Aria nodded. Noel had lost an older brother to suicide and now attended grief support meetings. After Aria and her old friends had seen Ali’s spirit the night Spencer’s woods burned down, Aria contacted a medium who told her that Ali killed Ali, leading Aria to briefly wonder if Ali had committed suicide, too. “Is it helping?” she asked.
“I think so. Wait—” Noel snapped his fingers at something across the hall. “Why don’t we go to that?”
He was pointing to a hot-pink poster. It had black silhouettes of dancing kids all over it, like the once-ubiquitous iPod ads. But instead of holding Nanos and Touches, they were holding small white hearts. FIND LOVE AT THE VALENTINE’S DAY DANCE THIS SATURDAY, the poster proclaimed in sparkly red letters.
“What do you say?” There was a sweetly vulnerable look on Noel’s face. “Want to go with me?”
“Oh!” Aria blurted. Truthfully, she’d wanted to go to the Valentine’s Day dance ever since Teagan Scott, a cute freshman, asked Ali in seventh grade. Aria and the others had helped Ali get ready like she was Cinderella going off to the ball.

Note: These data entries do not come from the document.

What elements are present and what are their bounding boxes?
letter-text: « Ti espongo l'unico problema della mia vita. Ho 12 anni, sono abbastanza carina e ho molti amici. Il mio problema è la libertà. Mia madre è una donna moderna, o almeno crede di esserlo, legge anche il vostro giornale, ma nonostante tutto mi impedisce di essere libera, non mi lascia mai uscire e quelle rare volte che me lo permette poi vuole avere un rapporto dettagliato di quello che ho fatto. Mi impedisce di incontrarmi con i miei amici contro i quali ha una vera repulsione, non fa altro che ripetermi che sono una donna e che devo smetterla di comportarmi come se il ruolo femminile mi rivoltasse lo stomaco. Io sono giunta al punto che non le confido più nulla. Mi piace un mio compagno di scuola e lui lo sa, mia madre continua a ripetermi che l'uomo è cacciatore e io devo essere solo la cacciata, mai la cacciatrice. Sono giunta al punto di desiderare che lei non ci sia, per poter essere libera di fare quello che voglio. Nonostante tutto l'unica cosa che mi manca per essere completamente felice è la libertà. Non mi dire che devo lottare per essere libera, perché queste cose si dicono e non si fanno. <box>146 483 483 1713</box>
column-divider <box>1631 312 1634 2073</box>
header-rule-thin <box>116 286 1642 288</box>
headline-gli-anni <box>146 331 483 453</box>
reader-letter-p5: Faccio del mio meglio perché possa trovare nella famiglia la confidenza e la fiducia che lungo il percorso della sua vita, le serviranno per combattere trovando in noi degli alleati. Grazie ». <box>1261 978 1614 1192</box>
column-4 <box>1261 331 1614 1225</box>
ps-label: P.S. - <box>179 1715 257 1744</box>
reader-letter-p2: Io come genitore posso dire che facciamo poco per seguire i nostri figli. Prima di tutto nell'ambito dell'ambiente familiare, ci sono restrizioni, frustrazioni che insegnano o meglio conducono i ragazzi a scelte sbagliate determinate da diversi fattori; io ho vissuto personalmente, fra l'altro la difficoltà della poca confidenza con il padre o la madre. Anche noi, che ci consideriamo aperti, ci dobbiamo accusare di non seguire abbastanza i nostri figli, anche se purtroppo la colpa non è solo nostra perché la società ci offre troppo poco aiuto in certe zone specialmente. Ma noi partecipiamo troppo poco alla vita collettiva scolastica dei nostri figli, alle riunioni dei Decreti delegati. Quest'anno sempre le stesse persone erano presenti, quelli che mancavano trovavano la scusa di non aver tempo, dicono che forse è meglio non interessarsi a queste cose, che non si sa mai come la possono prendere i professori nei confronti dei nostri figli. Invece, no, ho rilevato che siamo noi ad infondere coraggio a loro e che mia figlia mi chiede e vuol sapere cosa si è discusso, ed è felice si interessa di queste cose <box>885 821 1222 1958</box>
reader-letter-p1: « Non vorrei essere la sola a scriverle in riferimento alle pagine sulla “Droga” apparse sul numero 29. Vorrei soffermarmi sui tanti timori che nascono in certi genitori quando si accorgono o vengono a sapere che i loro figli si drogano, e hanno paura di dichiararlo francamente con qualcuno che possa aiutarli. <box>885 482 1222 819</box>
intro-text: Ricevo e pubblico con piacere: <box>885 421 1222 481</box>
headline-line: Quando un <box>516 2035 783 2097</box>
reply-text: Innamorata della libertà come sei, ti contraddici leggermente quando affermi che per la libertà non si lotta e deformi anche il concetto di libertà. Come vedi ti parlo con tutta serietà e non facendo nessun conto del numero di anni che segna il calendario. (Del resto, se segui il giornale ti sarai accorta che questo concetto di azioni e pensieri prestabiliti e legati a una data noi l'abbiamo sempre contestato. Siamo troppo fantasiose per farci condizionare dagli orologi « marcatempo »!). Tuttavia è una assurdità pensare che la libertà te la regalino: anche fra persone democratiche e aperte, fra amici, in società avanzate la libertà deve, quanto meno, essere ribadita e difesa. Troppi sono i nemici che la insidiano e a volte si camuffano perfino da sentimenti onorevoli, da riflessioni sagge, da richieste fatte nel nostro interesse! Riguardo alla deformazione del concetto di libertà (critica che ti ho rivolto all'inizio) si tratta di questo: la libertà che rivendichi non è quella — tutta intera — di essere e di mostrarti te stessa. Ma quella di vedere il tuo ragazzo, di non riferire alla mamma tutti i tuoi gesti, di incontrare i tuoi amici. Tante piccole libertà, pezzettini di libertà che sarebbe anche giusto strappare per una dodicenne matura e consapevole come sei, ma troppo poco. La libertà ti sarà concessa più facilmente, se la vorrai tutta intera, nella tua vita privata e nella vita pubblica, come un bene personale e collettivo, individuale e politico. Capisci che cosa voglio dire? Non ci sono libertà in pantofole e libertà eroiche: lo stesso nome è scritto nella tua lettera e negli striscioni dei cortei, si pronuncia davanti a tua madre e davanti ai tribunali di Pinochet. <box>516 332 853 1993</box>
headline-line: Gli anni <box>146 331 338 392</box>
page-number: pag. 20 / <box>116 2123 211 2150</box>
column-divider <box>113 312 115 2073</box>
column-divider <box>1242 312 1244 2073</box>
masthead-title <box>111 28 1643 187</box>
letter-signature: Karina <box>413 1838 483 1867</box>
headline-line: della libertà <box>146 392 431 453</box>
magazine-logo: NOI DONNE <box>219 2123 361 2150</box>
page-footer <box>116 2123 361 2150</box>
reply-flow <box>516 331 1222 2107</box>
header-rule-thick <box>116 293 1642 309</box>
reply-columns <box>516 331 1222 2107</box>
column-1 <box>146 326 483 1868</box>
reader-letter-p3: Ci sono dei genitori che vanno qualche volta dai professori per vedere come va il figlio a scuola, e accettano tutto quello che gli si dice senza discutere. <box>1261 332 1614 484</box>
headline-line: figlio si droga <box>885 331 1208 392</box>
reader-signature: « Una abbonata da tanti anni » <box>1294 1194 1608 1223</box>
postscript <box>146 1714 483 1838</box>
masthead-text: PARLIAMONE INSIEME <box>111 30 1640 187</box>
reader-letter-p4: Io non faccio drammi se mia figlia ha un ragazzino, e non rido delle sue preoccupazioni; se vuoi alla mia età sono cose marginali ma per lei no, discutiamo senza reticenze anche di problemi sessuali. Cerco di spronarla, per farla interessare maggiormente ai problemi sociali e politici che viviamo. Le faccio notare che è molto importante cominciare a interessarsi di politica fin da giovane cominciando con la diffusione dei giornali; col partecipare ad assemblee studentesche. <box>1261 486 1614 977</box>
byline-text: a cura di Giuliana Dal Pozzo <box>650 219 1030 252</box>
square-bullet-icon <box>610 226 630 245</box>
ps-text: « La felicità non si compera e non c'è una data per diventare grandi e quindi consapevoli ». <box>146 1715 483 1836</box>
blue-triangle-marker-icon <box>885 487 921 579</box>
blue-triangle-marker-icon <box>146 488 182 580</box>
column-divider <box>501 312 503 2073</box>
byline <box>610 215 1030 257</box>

Hanna was in charge of curling Ali’s hair, Emily helped Ali into her ballerina-skirt dress, and Aria had the honor of clipping the diamond pendant Mrs. DiLaurentis had let Ali borrow for the night around her neck. Afterward, Ali bragged about her beautiful wrist corsage, the awesome music the DJ played, and how the dance photographer followed her around the entire time, telling her she was the most beautiful girl in the room. As usual.
Aria gazed bashfully at Noel. “Maybe that would be fun.”
“It’ll definitely be fun,” Noel corrected her. “I promise.” His piercing blue eyes softened. “And you know, the people at the Y are starting another group for general grief. Maybe you should go.”
“Oh, I don’t know,” Aria said noncommittally, moving out of the way as Gemma Curran tried to shove her violin case into the adjacent locker. “I’m not really into the group therapy thing.”
“Just think about it,” Noel advised.
Then he leaned over, pecked Aria on the cheek, and left. Aria watched him disappear into the stairwell. Grief counseling wasn’t the answer—she and her old friends had met with a grief counselor named Marion in January in an attempt to put Ali behind them, but it had only made them more obsessed.